First Days in America
"HERE one day follows another, and what is worse, they are all alike. Nothing but sky and nothing but water; and to-morrow it will be just the same."
So wrote the restless Lafayette when he had been four weeks on the ship. The time had thus far been spent, after a sharp affliction of seasickness, in studying books on military science, and on the natural features of the country he was approaching.
In time land-birds were seen, and he sat down to write to Adrienne a fifteen-hundred-word letter which should be sent back by the first returning ship.
"It is from very far that I am writing to you, dear heart," he began, "and to this cruel separation is added the still more dreadful uncertainty of the time when I shall hear from you again. I hope, however, that it is not far distant, for, of all the many causes that make me long to get ashore again, there is nothing that increases my impatience like this."
The thought of his little daughter Henriette comes forward again and again. "Henriette is so delightful that she has made me in love with all little girls," he wrote.
Never did a more gallant company set sail than these young noblemen of France who were following a course across the sea only a little more northerly than that which Columbus first traced, and with something of the same high hazard that inspired the great discoverer. Their names should be remembered by a people that profited by their bravery. Besides the Baron de Kalb, with his fifty-five years, and the Viscount de Maury (who rode out of Bordeaux as a grand gentleman while the disguised Lafayette went before as courier), there was Major de Gimat, first aid-de-camp to Lafayette and always his special favorite, who gave up his horse to his young commander, thereby saving his life at the battle of Brandywine, and who was wounded in an attack on a redoubt at Yorktown. Then there was Captain de la Colombe who, after the close of the war in America, pursued closely the fortunes of Lafayette, following him even into prison. There was Colonel de Valfort who, in later years, became an Instructor of Napoleon; and Major de Buysson who was at the battle of Camden and brought word of the eleven wounds that were needed to cause the death of the intrepid Baron de Kalb. The list included still other names of members of noble families in France.

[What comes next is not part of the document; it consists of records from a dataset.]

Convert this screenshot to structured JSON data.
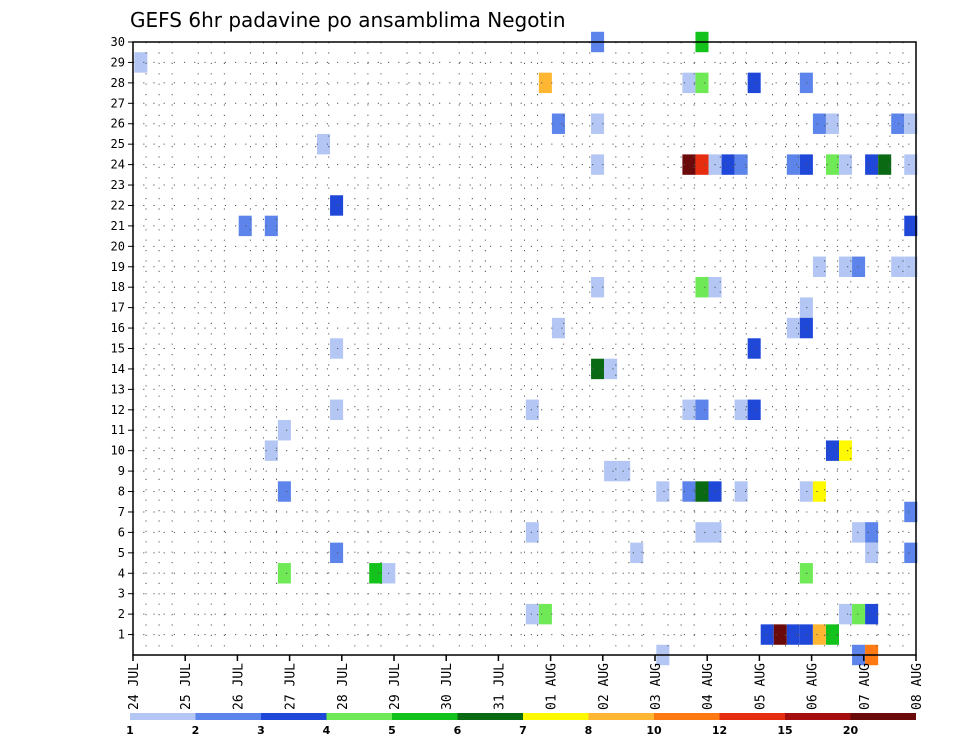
{
  "chart_data": {
    "type": "heatmap",
    "title": "GEFS 6hr padavine po ansamblima Negotin",
    "y_ticks": [
      1,
      2,
      3,
      4,
      5,
      6,
      7,
      8,
      9,
      10,
      11,
      12,
      13,
      14,
      15,
      16,
      17,
      18,
      19,
      20,
      21,
      22,
      23,
      24,
      25,
      26,
      27,
      28,
      29,
      30
    ],
    "x_ticks": [
      "24 JUL",
      "25 JUL",
      "26 JUL",
      "27 JUL",
      "28 JUL",
      "29 JUL",
      "30 JUL",
      "31 JUL",
      "01 AUG",
      "02 AUG",
      "03 AUG",
      "04 AUG",
      "05 AUG",
      "06 AUG",
      "07 AUG",
      "08 AUG"
    ],
    "x_range_days": [
      0,
      15
    ],
    "y_range": [
      0,
      30
    ],
    "grid": true,
    "legend_placement": "bottom",
    "legend": {
      "labels": [
        "1",
        "2",
        "3",
        "4",
        "5",
        "6",
        "7",
        "8",
        "10",
        "12",
        "15",
        "20"
      ],
      "colors": [
        "#b3c6f4",
        "#5c84ea",
        "#1f48d8",
        "#6fea56",
        "#14c21c",
        "#0a6a14",
        "#fffa00",
        "#ffb733",
        "#ff7a12",
        "#e62d10",
        "#a50e0e",
        "#6a0a0a"
      ]
    },
    "cells": [
      {
        "t": 0.15,
        "m": 29,
        "c": 0
      },
      {
        "t": 2.15,
        "m": 21,
        "c": 1
      },
      {
        "t": 2.65,
        "m": 21,
        "c": 1
      },
      {
        "t": 2.65,
        "m": 10,
        "c": 0
      },
      {
        "t": 2.9,
        "m": 11,
        "c": 0
      },
      {
        "t": 2.9,
        "m": 8,
        "c": 1
      },
      {
        "t": 2.9,
        "m": 4,
        "c": 3
      },
      {
        "t": 3.65,
        "m": 25,
        "c": 0
      },
      {
        "t": 3.9,
        "m": 22,
        "c": 2
      },
      {
        "t": 3.9,
        "m": 15,
        "c": 0
      },
      {
        "t": 3.9,
        "m": 12,
        "c": 0
      },
      {
        "t": 3.9,
        "m": 5,
        "c": 1
      },
      {
        "t": 4.65,
        "m": 4,
        "c": 4
      },
      {
        "t": 4.9,
        "m": 4,
        "c": 0
      },
      {
        "t": 7.65,
        "m": 12,
        "c": 0
      },
      {
        "t": 7.65,
        "m": 6,
        "c": 0
      },
      {
        "t": 7.65,
        "m": 2,
        "c": 0
      },
      {
        "t": 7.9,
        "m": 28,
        "c": 7
      },
      {
        "t": 7.9,
        "m": 2,
        "c": 3
      },
      {
        "t": 8.15,
        "m": 26,
        "c": 1
      },
      {
        "t": 8.15,
        "m": 16,
        "c": 0
      },
      {
        "t": 8.9,
        "m": 30,
        "c": 1
      },
      {
        "t": 8.9,
        "m": 26,
        "c": 0
      },
      {
        "t": 8.9,
        "m": 24,
        "c": 0
      },
      {
        "t": 8.9,
        "m": 18,
        "c": 0
      },
      {
        "t": 8.9,
        "m": 14,
        "c": 5
      },
      {
        "t": 9.15,
        "m": 14,
        "c": 0
      },
      {
        "t": 9.15,
        "m": 9,
        "c": 0
      },
      {
        "t": 9.4,
        "m": 9,
        "c": 0
      },
      {
        "t": 9.65,
        "m": 5,
        "c": 0
      },
      {
        "t": 10.15,
        "m": 8,
        "c": 0
      },
      {
        "t": 10.15,
        "m": 0,
        "c": 0
      },
      {
        "t": 10.65,
        "m": 28,
        "c": 0
      },
      {
        "t": 10.65,
        "m": 24,
        "c": 11
      },
      {
        "t": 10.65,
        "m": 12,
        "c": 0
      },
      {
        "t": 10.65,
        "m": 8,
        "c": 1
      },
      {
        "t": 10.9,
        "m": 30,
        "c": 4
      },
      {
        "t": 10.9,
        "m": 28,
        "c": 3
      },
      {
        "t": 10.9,
        "m": 24,
        "c": 9
      },
      {
        "t": 10.9,
        "m": 18,
        "c": 3
      },
      {
        "t": 10.9,
        "m": 12,
        "c": 1
      },
      {
        "t": 10.9,
        "m": 8,
        "c": 5
      },
      {
        "t": 10.9,
        "m": 6,
        "c": 0
      },
      {
        "t": 11.15,
        "m": 24,
        "c": 0
      },
      {
        "t": 11.15,
        "m": 18,
        "c": 0
      },
      {
        "t": 11.15,
        "m": 8,
        "c": 2
      },
      {
        "t": 11.15,
        "m": 6,
        "c": 0
      },
      {
        "t": 11.4,
        "m": 24,
        "c": 2
      },
      {
        "t": 11.65,
        "m": 24,
        "c": 1
      },
      {
        "t": 11.65,
        "m": 12,
        "c": 0
      },
      {
        "t": 11.65,
        "m": 8,
        "c": 0
      },
      {
        "t": 11.9,
        "m": 28,
        "c": 2
      },
      {
        "t": 11.9,
        "m": 15,
        "c": 2
      },
      {
        "t": 11.9,
        "m": 12,
        "c": 2
      },
      {
        "t": 12.15,
        "m": 1,
        "c": 2
      },
      {
        "t": 12.4,
        "m": 1,
        "c": 11
      },
      {
        "t": 12.65,
        "m": 1,
        "c": 2
      },
      {
        "t": 12.65,
        "m": 24,
        "c": 1
      },
      {
        "t": 12.65,
        "m": 16,
        "c": 0
      },
      {
        "t": 12.9,
        "m": 28,
        "c": 1
      },
      {
        "t": 12.9,
        "m": 24,
        "c": 2
      },
      {
        "t": 12.9,
        "m": 17,
        "c": 0
      },
      {
        "t": 12.9,
        "m": 16,
        "c": 2
      },
      {
        "t": 12.9,
        "m": 8,
        "c": 0
      },
      {
        "t": 12.9,
        "m": 4,
        "c": 3
      },
      {
        "t": 12.9,
        "m": 1,
        "c": 2
      },
      {
        "t": 13.15,
        "m": 26,
        "c": 1
      },
      {
        "t": 13.15,
        "m": 19,
        "c": 0
      },
      {
        "t": 13.15,
        "m": 8,
        "c": 6
      },
      {
        "t": 13.15,
        "m": 1,
        "c": 7
      },
      {
        "t": 13.4,
        "m": 26,
        "c": 0
      },
      {
        "t": 13.4,
        "m": 24,
        "c": 3
      },
      {
        "t": 13.4,
        "m": 10,
        "c": 2
      },
      {
        "t": 13.4,
        "m": 1,
        "c": 4
      },
      {
        "t": 13.65,
        "m": 24,
        "c": 0
      },
      {
        "t": 13.65,
        "m": 19,
        "c": 0
      },
      {
        "t": 13.65,
        "m": 10,
        "c": 6
      },
      {
        "t": 13.65,
        "m": 2,
        "c": 0
      },
      {
        "t": 13.9,
        "m": 19,
        "c": 1
      },
      {
        "t": 13.9,
        "m": 6,
        "c": 0
      },
      {
        "t": 13.9,
        "m": 2,
        "c": 3
      },
      {
        "t": 13.9,
        "m": 0,
        "c": 1
      },
      {
        "t": 14.15,
        "m": 24,
        "c": 2
      },
      {
        "t": 14.15,
        "m": 6,
        "c": 1
      },
      {
        "t": 14.15,
        "m": 5,
        "c": 0
      },
      {
        "t": 14.15,
        "m": 2,
        "c": 2
      },
      {
        "t": 14.15,
        "m": 0,
        "c": 8
      },
      {
        "t": 14.4,
        "m": 24,
        "c": 5
      },
      {
        "t": 14.65,
        "m": 26,
        "c": 1
      },
      {
        "t": 14.65,
        "m": 19,
        "c": 0
      },
      {
        "t": 14.9,
        "m": 26,
        "c": 0
      },
      {
        "t": 14.9,
        "m": 24,
        "c": 0
      },
      {
        "t": 14.9,
        "m": 21,
        "c": 2
      },
      {
        "t": 14.9,
        "m": 19,
        "c": 0
      },
      {
        "t": 14.9,
        "m": 7,
        "c": 1
      },
      {
        "t": 14.9,
        "m": 5,
        "c": 1
      }
    ]
  }
}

Something was indeed happening to the youth of France in 1750 and 1760. A restless ardor, a love of adventure, a love of glory, together with the bewitchment of that beautiful word "liberty," were among the motives that inspired their actions. They went into the military service at fourteen or even earlier, and were colonels of regiments at twenty-two or twenty-four. They were "sick for breathing and exploit."
An amusing story is told of one of these adventurous boys. He got into a quarrel with a school-mate about the real positions of the Athenians and Persians at the battle of Platæa. He even made a small wager on it and then set out to find whether he had been right or not. He actually went on foot to Marseilles and from there sailed as cabin-boy to Greece, Alexandria, and Constantinople. There a French ambassador caught the young investigator and sent him home! Before he was twenty-four, however, he was in America, cover ing himself with glory at Germantown and at Red Bank. This was the kind of youths they were; and many thrilling stories could be told about the lives of these gallant young Frenchmen.
And how young they were! More than a hundred of the French officers who came to America to serve in the Revolution were in the early twenties. There were a few seasoned old warriors, of course, but the majority of them were young. Such were the companions-in-arms of Lafayette, himself still in his teens.